HINDUSTAN Lever Ltd (HLL) on Thursday reported a lower net profit of Rs 324.32 crore for the quarter ended September 30, 2004, as against the previous corresponding period's Rs 443.22 crore.

The company's net sales amounted to Rs 2,401.14 crore (Rs 2,482.97 crore for the year ago period).

Revenue for its domestic FMCG business dipped marginally to Rs 2,056.06 crore (Rs 2,062.78 crore), while receipts from other businesses (plantations, raw material and chemical sales) declined to Rs 49.43 crore (Rs 80.50 crore). Exports were, however, higher at Rs 295.65 crore (Rs 288.05 crore).

Other income fell to Rs 85.68 crore (Rs 111.72 crore), as did the profit before interest and taxation to Rs 334.91 crore (Rs 482.68 crore). The latter was attributed to strategic pricing in laundry and shampoos (which affected margins), enhanced brand investments and lower results in foods.

Asked about the price war in the fabric wash segment, Mr D. Sundaram, Director (Finance), HLL, said margins continued to be very poor. However, despite the impact from fabric wash, the soaps and detergents category margin for the September quarter had stayed more or less on par with that of the June quarter.

In its official statement, HLL said the results for the quarter were not comparable to those of the previous period to the extent of sale of the company's edible oils and fats business effective August 29, 2003. Adjusting for it, net sales for the September quarter '04 is Rs 2,401.14 crore (Rs 2,431.33 crore), profit before interest and tax Rs 334.91 crore (Rs 481.39 crore), and profit after tax Rs 282.47 crore (Rs 407.15 crore).

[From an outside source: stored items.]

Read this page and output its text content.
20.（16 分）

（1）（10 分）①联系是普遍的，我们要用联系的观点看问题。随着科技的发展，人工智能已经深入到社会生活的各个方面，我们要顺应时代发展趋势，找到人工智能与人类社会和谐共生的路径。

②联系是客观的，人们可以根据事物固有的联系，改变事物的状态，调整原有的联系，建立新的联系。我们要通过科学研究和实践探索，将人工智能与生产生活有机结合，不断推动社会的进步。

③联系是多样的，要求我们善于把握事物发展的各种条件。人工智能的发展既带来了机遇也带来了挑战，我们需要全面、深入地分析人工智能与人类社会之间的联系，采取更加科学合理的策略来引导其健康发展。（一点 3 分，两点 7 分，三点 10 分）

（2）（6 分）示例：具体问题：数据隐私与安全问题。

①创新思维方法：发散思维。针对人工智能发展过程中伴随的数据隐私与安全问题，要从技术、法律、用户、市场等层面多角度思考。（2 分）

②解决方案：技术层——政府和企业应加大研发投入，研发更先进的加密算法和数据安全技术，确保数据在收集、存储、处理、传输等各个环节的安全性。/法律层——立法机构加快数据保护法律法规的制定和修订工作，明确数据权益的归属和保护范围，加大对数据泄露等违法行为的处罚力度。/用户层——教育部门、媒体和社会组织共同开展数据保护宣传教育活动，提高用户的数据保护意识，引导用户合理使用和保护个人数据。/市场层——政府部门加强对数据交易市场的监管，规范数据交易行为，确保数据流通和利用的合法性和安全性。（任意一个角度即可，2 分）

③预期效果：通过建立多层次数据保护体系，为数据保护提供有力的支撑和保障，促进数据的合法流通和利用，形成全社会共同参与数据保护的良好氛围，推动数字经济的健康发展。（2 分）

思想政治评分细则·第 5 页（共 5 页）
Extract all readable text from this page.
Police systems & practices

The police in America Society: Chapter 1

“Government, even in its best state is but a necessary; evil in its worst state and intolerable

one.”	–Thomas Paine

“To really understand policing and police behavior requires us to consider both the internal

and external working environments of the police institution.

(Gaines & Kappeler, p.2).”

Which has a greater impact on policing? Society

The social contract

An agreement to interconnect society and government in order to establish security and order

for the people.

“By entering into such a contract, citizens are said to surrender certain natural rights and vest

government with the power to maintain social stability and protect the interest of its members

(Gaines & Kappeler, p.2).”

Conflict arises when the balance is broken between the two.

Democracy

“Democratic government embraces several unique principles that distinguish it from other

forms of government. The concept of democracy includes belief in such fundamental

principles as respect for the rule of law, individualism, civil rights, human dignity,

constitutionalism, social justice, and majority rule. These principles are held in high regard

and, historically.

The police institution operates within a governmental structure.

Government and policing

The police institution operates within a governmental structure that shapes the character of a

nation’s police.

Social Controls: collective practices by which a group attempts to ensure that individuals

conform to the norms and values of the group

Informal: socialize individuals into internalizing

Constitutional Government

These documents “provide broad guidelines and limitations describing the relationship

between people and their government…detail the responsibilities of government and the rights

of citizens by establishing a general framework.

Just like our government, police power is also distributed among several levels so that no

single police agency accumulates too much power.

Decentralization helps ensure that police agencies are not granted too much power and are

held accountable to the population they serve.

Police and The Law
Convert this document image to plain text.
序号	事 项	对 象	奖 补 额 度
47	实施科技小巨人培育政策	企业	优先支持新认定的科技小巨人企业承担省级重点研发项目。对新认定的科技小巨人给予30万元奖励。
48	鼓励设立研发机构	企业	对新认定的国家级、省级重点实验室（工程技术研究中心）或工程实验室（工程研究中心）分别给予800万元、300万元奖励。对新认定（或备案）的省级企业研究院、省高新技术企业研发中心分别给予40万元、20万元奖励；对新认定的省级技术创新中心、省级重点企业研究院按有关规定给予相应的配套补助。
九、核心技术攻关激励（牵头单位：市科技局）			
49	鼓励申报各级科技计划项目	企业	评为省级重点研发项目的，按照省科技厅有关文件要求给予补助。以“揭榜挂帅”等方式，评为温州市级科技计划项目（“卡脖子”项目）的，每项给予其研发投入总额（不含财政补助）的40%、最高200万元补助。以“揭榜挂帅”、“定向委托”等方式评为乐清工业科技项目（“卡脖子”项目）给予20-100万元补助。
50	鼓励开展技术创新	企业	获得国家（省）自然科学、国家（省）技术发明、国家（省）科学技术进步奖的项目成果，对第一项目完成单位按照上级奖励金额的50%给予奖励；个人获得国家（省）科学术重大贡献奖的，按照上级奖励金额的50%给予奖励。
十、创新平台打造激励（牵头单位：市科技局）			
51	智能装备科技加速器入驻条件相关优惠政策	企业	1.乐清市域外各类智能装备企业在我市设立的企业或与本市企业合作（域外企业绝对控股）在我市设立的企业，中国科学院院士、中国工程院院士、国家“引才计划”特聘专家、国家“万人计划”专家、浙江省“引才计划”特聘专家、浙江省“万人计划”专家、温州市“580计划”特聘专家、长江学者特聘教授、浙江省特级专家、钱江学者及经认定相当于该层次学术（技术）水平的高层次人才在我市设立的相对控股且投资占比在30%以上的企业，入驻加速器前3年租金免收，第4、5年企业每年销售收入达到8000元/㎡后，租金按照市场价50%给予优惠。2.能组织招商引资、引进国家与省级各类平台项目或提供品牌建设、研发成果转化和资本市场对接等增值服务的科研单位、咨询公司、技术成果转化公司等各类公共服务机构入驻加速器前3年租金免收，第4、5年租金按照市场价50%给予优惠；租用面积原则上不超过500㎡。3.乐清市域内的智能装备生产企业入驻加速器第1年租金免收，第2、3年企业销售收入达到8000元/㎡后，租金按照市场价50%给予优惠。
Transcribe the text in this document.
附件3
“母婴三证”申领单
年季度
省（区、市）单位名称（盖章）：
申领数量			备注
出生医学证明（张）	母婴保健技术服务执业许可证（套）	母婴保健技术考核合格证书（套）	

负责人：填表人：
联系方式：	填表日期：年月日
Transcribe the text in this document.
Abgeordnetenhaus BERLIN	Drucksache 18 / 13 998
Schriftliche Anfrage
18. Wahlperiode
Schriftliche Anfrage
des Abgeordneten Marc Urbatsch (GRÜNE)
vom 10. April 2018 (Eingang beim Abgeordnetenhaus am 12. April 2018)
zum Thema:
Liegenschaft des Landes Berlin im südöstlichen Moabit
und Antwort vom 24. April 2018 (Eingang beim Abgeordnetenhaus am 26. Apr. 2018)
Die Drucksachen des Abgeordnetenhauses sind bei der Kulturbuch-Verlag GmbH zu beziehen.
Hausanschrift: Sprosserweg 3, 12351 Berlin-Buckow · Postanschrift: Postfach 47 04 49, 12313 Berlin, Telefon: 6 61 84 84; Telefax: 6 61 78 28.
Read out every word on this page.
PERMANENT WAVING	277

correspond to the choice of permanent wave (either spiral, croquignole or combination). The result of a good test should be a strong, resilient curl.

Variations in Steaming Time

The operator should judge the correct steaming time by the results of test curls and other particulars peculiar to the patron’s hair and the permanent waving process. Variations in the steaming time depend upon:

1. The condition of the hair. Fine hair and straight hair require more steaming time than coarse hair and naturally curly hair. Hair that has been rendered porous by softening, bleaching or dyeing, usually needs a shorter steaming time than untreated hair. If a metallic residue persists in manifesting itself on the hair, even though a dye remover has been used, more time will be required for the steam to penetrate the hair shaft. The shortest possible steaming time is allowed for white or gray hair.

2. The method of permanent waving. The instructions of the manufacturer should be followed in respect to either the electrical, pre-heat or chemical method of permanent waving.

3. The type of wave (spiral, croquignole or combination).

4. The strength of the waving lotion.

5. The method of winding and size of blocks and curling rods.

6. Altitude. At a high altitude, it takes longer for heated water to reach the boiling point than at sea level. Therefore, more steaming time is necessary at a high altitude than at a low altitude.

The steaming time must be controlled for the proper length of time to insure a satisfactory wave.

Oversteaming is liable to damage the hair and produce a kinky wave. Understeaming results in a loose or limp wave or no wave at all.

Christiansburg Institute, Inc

Exceptional items for the just-ended quarter at Rs 41.85 crore included Rs 71.99 crore from profit on disposal of land. On the other hand, there was an outgo of Rs 38.23 crore by way of voluntary separation schemes.

HLL's domestic HPC business grew to Rs 1,683.85 crore (Rs 1,639.43 crore), but its domestic foods business including ice cream declined to Rs 372.21 crore (Rs 423.35 crore). HPC volumes grew by 6 per cent on the back of enhanced brand investments, while sales value grew by 2.7 per cent due to price reductions earlier this year. Advertising spend in HPC was stepped up by 27 per cent.

"It really means that we continue to invest in brand equity to build brand for the longer term. There is a clear investment message in these results, for securing and driving long-term value creation. We are not pulling money to economise and show some profit," Mr Sundaram said.